Suddenly, everyone in your household is doing his or her thing from home. You are working remotely as is your spouse/partner. Your daughters, the college student and the eleven-year-old, are completing their classes online. Each of you are competing for space, time, internet access and more. Here are some useful tips to use RIGHT NOW that can help you and your family navigate these waters.
Call a Family Meeting. Gather everyone together as quickly as possible and create a list of everyone’s needs. What do they need in terms of working space, quiet time, supplies, etc.? Next, draft a few simple rules that you jointly agree to follow. Now is not the time to dictate the rules as the parent. Your children’s lives are being disrupted as much as yours so including them in the decision-making process will help them stick to the rules and keep some peace in the household.
Everyone needs space. Of course, those family members who are earning income need to have a space conducive to transacting business, but your children’s educations are also important. The natural tendency may be to assume that one individual should get the prime space in the house all to herself. If possible, find a way to rotate so that several people can take turns working at a quiet place with some natural and without interruption. For example, if you don’t have calls in the afternoon, give your office space to someone else who needs to be able to have a closed door between them and the rest of the household. Remember, while it is easier for the kids to work on a laptop all day while sitting on a bed, they too need a change of scenery to stay engaged in their studies. Don’t let age or hierarchy drive your arrangements. Do what is best in everyone’s interest where possible.

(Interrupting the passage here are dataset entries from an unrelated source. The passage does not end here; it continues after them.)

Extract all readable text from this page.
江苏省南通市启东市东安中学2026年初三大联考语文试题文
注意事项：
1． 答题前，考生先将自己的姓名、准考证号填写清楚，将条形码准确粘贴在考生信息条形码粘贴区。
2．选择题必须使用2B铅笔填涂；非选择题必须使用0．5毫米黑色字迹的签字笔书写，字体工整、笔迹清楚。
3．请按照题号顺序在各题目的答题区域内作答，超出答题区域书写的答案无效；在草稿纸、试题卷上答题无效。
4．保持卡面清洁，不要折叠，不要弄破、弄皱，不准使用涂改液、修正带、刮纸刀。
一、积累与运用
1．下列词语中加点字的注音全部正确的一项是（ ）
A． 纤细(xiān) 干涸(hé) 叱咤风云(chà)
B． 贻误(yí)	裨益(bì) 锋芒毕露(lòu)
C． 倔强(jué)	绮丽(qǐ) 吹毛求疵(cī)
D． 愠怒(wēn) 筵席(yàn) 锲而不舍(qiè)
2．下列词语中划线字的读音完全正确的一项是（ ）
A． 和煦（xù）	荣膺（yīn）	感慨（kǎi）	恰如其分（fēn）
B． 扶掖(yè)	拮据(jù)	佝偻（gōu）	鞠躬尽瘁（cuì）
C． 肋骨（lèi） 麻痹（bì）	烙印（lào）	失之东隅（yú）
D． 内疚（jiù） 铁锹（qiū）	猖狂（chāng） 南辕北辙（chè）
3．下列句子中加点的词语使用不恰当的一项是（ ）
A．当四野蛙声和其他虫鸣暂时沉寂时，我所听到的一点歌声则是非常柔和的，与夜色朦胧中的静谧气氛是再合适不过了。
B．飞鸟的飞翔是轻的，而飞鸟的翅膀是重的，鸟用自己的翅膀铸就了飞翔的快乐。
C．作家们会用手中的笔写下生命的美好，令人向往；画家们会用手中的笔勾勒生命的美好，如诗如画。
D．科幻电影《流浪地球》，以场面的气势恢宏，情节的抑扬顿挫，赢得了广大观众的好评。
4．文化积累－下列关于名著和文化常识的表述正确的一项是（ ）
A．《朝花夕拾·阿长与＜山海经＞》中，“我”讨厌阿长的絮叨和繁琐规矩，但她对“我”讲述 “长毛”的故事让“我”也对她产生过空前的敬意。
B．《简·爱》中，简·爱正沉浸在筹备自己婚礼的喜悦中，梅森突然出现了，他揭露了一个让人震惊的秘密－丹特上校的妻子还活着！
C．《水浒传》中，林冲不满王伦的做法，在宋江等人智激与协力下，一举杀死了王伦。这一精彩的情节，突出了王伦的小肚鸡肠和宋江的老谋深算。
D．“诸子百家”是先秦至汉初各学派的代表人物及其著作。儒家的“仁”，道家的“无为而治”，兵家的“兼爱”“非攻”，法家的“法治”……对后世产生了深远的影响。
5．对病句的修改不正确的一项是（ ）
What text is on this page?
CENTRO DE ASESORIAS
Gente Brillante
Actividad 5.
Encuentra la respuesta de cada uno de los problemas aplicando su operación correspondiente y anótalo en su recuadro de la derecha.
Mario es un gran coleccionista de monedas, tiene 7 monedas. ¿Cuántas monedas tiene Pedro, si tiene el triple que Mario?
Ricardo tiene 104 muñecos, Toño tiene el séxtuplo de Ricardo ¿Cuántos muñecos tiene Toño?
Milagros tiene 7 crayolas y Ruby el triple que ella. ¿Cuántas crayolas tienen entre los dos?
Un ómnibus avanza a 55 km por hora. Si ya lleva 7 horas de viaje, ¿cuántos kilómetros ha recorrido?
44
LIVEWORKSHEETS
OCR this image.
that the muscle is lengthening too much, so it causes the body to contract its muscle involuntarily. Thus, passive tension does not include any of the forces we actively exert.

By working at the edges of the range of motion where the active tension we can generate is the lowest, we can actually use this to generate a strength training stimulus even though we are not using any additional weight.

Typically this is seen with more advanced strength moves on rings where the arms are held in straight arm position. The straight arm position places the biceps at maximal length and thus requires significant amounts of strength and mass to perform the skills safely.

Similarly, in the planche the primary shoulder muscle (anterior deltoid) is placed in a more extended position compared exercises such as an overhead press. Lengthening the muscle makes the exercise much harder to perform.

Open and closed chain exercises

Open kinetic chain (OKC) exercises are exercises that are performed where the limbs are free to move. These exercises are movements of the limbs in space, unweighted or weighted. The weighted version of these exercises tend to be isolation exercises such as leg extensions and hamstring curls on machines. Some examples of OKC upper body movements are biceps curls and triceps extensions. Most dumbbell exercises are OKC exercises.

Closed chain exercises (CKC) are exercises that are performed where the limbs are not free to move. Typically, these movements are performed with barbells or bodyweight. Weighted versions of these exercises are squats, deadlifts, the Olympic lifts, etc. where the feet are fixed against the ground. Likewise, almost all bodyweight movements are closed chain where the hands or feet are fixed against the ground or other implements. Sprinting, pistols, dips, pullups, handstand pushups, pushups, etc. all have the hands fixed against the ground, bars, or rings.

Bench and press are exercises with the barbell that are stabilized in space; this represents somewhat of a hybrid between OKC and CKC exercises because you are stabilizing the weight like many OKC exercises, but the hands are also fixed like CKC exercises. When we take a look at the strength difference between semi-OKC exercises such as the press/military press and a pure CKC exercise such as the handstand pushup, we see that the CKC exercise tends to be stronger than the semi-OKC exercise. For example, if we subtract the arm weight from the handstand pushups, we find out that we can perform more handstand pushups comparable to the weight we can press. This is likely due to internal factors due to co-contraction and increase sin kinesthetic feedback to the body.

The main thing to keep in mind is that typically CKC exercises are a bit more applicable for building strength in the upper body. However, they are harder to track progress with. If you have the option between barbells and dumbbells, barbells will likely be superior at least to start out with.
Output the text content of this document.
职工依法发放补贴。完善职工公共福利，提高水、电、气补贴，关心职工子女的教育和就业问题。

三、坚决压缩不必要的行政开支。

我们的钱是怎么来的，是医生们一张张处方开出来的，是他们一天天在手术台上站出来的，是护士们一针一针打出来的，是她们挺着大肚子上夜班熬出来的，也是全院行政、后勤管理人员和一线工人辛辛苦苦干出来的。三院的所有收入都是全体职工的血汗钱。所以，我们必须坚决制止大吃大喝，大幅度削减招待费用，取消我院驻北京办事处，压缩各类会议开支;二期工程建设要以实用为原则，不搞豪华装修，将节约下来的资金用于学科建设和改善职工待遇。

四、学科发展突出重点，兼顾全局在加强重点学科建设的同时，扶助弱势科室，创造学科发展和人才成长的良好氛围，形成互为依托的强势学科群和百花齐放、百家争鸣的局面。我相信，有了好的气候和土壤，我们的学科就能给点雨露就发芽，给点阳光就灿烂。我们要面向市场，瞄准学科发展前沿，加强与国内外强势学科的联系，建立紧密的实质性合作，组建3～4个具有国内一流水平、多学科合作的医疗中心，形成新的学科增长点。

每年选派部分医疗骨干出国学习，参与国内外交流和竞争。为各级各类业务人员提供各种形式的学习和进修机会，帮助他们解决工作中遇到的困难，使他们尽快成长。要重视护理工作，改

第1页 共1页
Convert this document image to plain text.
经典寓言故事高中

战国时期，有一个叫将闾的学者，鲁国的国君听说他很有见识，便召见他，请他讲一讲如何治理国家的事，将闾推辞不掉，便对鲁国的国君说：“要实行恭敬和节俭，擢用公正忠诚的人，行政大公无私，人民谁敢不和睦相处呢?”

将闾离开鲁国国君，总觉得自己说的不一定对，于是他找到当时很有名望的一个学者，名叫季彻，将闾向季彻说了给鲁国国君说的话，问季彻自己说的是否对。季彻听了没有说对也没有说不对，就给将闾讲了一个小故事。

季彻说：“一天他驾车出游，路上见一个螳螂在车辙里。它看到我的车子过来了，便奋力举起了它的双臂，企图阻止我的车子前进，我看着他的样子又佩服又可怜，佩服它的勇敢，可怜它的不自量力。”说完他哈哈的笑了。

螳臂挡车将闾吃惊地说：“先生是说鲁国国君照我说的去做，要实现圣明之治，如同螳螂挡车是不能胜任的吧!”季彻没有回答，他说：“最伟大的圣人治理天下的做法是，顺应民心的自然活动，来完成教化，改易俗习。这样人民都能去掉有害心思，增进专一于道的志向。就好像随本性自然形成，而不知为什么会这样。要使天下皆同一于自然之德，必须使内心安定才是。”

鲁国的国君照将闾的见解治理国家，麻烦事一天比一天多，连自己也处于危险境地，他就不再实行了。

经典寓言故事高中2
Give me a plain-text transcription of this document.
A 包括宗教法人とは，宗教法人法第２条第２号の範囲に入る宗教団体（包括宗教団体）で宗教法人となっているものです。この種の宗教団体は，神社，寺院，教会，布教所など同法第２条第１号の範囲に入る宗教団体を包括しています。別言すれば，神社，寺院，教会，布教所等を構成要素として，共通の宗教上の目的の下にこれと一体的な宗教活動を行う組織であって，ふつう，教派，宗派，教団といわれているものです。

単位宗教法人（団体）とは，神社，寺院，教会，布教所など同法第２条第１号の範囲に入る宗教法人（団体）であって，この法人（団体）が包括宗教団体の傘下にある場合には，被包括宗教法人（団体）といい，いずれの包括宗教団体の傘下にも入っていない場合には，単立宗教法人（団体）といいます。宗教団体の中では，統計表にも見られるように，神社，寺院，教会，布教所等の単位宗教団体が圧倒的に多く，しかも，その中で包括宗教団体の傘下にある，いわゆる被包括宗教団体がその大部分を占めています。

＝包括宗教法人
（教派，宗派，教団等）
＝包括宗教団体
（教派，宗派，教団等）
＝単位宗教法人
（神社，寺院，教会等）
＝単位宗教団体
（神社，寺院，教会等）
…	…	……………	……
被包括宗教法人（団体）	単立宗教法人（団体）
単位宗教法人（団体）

Ants in their pants. At some point, each family member will find themselves to be anxious, tense, irritable – you name it. Suddenly being forced to spend weeks on end with the same individuals, no matter how much you love them, is hard. Give your family members a break when they are crabby or antsy. Help them release this energy or emotion through activities that you can do together and separately to clear your heads. For example, let your children use your exercise equipment (supervise if needed) to burn off some energy. If you live in a suburban or rural area, get outside and walk around the block or the yard while maintaining social distancing. Think of some family activities (besides watching Netflix) that will be fun, engaging and will help everyone take their mind off being so close together.
We are living in a very serious time that can either bring us and our loved ones closer together or create more angst – it’s our choice. I choose together. What do you choose?